Do December Job Losses Mean “Double Dip”?

This morning we received a disappointing jobs report from the Department of Labor indicating that U.S. employers cut 85,000 jobs during the month of December. Since the consensus of analysts was expecting a loss of only 10,000 jobs, one can only wonder if this disappointing news means the end of positive jobs data.

As we move into this economic recovery we must remember that one piece of data does not a trend make. In fact, we have seen most indicators (leading, coincidental and lagging) improve over the last 6-9 months. When reviewing economic data, it is very difficult to make any conclusion from a single piece of data. Instead, it can be more important to follow the trend of data to get a sense of whether the economy is improving or weakening. During 2009, monthly job losses moderated substantially. Employment losses in the first quarter of 2009 averaged 691,000 per month, compared with an average loss of 69,000 per month in the fourth quarter. In following the recent trend, it is clear that the economy is strengthening.

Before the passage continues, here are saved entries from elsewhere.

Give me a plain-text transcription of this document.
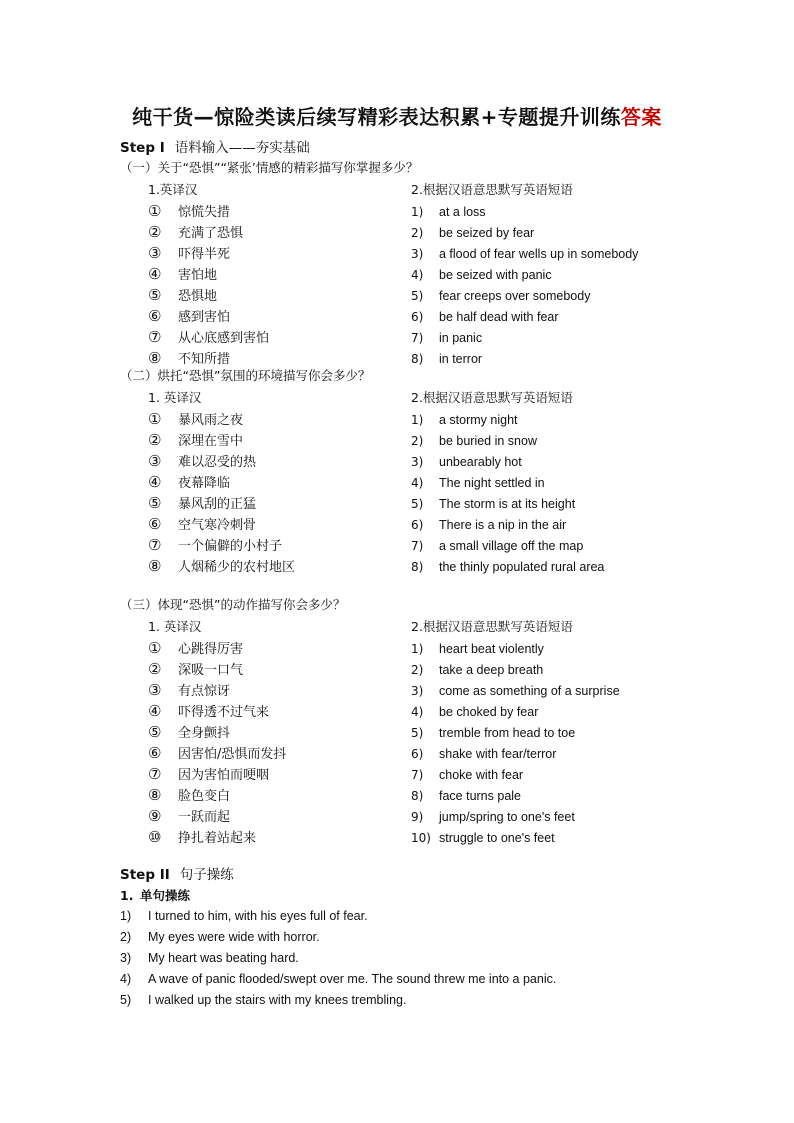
纯干货—惊险类读后续写精彩表达积累+专题提升训练答案
Step I 语料输入——夯实基础
（一）关于“恐惧”“紧张’情感的精彩描写你掌握多少？
1.英译汉
① 惊慌失措
② 充满了恐惧
③ 吓得半死
④ 害怕地
⑤ 恐惧地
⑥ 感到害怕
⑦ 从心底感到害怕
⑧ 不知所措
2.根据汉语意思默写英语短语
1) at a loss
2) be seized by fear
3) a flood of fear wells up in somebody
4) be seized with panic
5) fear creeps over somebody
6) be half dead with fear
7) in panic
8) in terror
（二）烘托“恐惧”氛围的环境描写你会多少？
1. 英译汉
① 暴风雨之夜
② 深埋在雪中
③ 难以忍受的热
④ 夜幕降临
⑤ 暴风刮的正猛
⑥ 空气寒冷刺骨
⑦ 一个偏僻的小村子
⑧ 人烟稀少的农村地区
2.根据汉语意思默写英语短语
1) a stormy night
2) be buried in snow
3) unbearably hot
4) The night settled in
5) The storm is at its height
6) There is a nip in the air
7) a small village off the map
8) the thinly populated rural area
（三）体现“恐惧”的动作描写你会多少？
1. 英译汉
① 心跳得厉害
② 深吸一口气
③ 有点惊讶
④ 吓得透不过气来
⑤ 全身颤抖
⑥ 因害怕/恐惧而发抖
⑦ 因为害怕而哽咽
⑧ 脸色变白
⑨ 一跃而起
⑩ 挣扎着站起来
2.根据汉语意思默写英语短语
1) heart beat violently
2) take a deep breath
3) come as something of a surprise
4) be choked by fear
5) tremble from head to toe
6) shake with fear/terror
7) choke with fear
8) face turns pale
9) jump/spring to one's feet
10) struggle to one's feet
Step II 句子操练
1. 单句操练
1) I turned to him, with his eyes full of fear.
2) My eyes were wide with horror.
3) My heart was beating hard.
4) A wave of panic flooded/swept over me. The sound threw me into a panic.
5) I walked up the stairs with my knees trembling.
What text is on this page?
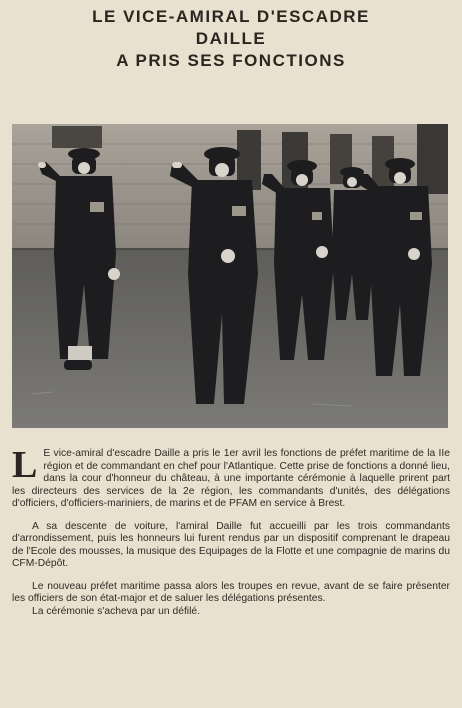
LE VICE-AMIRAL D'ESCADRE
DAILLE
A PRIS SES FONCTIONS
L E vice-amiral d'escadre Daille a pris le 1er avril les fonctions de préfet maritime de la IIe région et de commandant en chef pour l'Atlantique. Cette prise de fonctions a donné lieu, dans la cour d'honneur du château, à une importante cérémonie à laquelle prirent part les directeurs des services de la 2e région, les commandants d'unités, des délégations d'officiers, d'officiers-mariniers, de marins et de PFAM en service à Brest.
A sa descente de voiture, l'amiral Daille fut accueilli par les trois commandants d'arrondissement, puis les honneurs lui furent rendus par un dispositif comprenant le drapeau de l'Ecole des mousses, la musique des Equipages de la Flotte et une compagnie de marins du CFM-Dépôt.
Le nouveau préfet maritime passa alors les troupes en revue, avant de se faire présenter les officiers de son état-major et de saluer les délégations présentes.
La cérémonie s'acheva par un défilé.
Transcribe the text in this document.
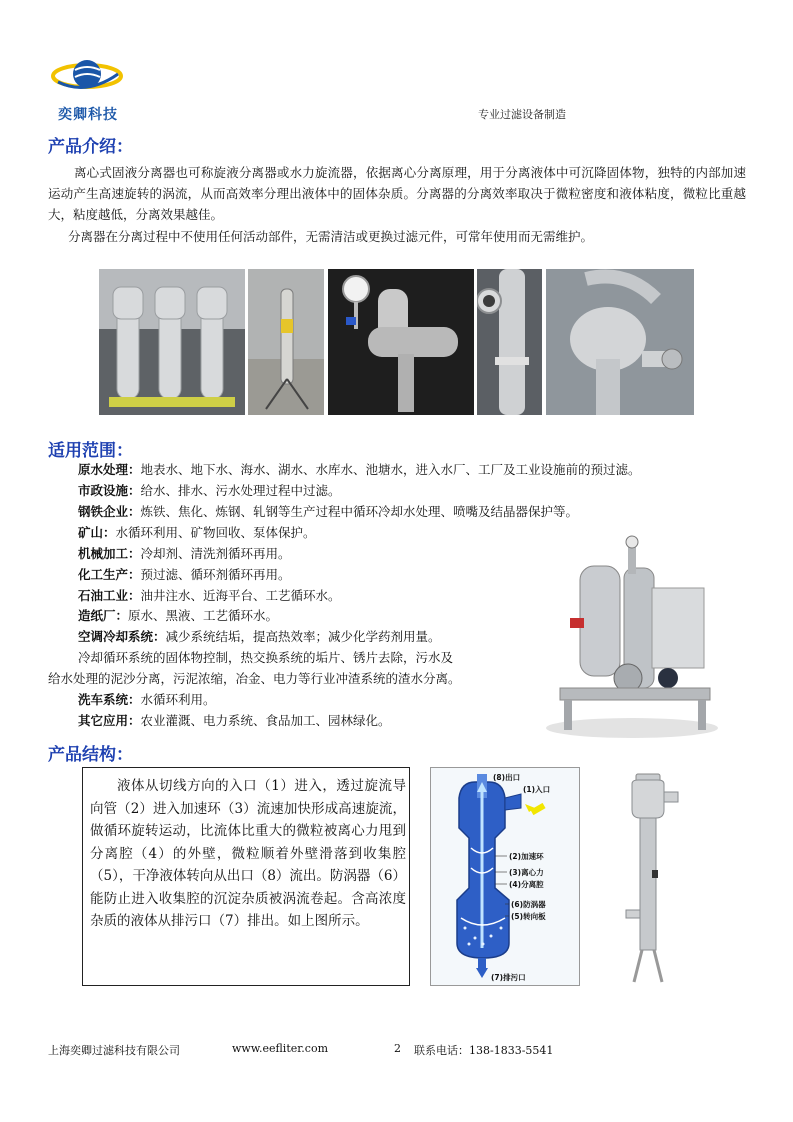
奕卿科技	专业过滤设备制造
产品介绍：
离心式固液分离器也可称旋液分离器或水力旋流器，依据离心分离原理，用于分离液体中可沉降固体物，独特的内部加速运动产生高速旋转的涡流，从而高效率分理出液体中的固体杂质。分离器的分离效率取决于微粒密度和液体粘度，微粒比重越大，粘度越低，分离效果越佳。
分离器在分离过程中不使用任何活动部件，无需清洁或更换过滤元件，可常年使用而无需维护。
适用范围：
原水处理：地表水、地下水、海水、湖水、水库水、池塘水，进入水厂、工厂及工业设施前的预过滤。
市政设施：给水、排水、污水处理过程中过滤。
钢铁企业：炼铁、焦化、炼钢、轧钢等生产过程中循环冷却水处理、喷嘴及结晶器保护等。
矿山：水循环利用、矿物回收、泵体保护。
机械加工：冷却剂、清洗剂循环再用。
化工生产：预过滤、循环剂循环再用。
石油工业：油井注水、近海平台、工艺循环水。
造纸厂：原水、黑液、工艺循环水。
空调冷却系统：减少系统结垢，提高热效率；减少化学药剂用量。
冷却循环系统的固体物控制，热交换系统的垢片、锈片去除，污水及
给水处理的泥沙分离，污泥浓缩，冶金、电力等行业冲渣系统的渣水分离。
洗车系统：水循环利用。
其它应用：农业灌溉、电力系统、食品加工、园林绿化。
产品结构：
液体从切线方向的入口（1）进入，透过旋流导向管（2）进入加速环（3）流速加快形成高速旋流，做循环旋转运动，比流体比重大的微粒被离心力甩到分离腔（4）的外壁，微粒顺着外壁滑落到收集腔（5），干净液体转向从出口（8）流出。防涡器（6）能防止进入收集腔的沉淀杂质被涡流卷起。含高浓度杂质的液体从排污口（7）排出。如上图所示。
(8)出口
(1)入口
(2)加速环
(3)离心力
(4)分离腔
(6)防涡器
(5)转向板
(7)排污口
上海奕卿过滤科技有限公司	www.eefliter.com	2 联系电话：138-1833-5541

We must remember that it is the job of the news people to shock us in order to ensure that we “tune in” tomorrow. Buried in today’s headlines, we learned that the US Labor market actually added 4,000 jobs in November rather than losing 11,000 as initially reported. This marked the first job growth in two years. This is excellent news that, along with the current trend, should indicate job growth for quarters to come.

In the early 1980’s we experienced what some call a “double dip” recession. This double dip recession was actually two recessions (Jan. 1980-July 1980 & July 1981-November 1982) separated by a period of rapid economic growth. In fact, the economy recovered so strongly from the 1980 recession that inflation forced the Fed Reserve to increase interest rates to a point that forced the economy into the second recession of 1981-1982. Let’s not forget that the economic period after the recession of 1981-1982 was arguably the strongest period of sustained economic growth in history.

This lesson in history teaches us that a slow and steady recovery may be more sustainable than a quick, inflation driven recovery. Although the trend to economic growth remains intact, the reasonable rate of change may allow the Fed to remain accommodative. This freedom could allow the Fed to raise rates when it feels the economy is stable enough to handle a tighter money supply.

Each and every one of us has either been directly affected or had a friend or family member who has been affected by the worst recession since the 1930’s. Their pain and suffering make us wish for a sharp economic recovery and strong job growth. However, we must not forget that before you can run you must first learn to walk. As long as the trends remain positive we will be running in no time.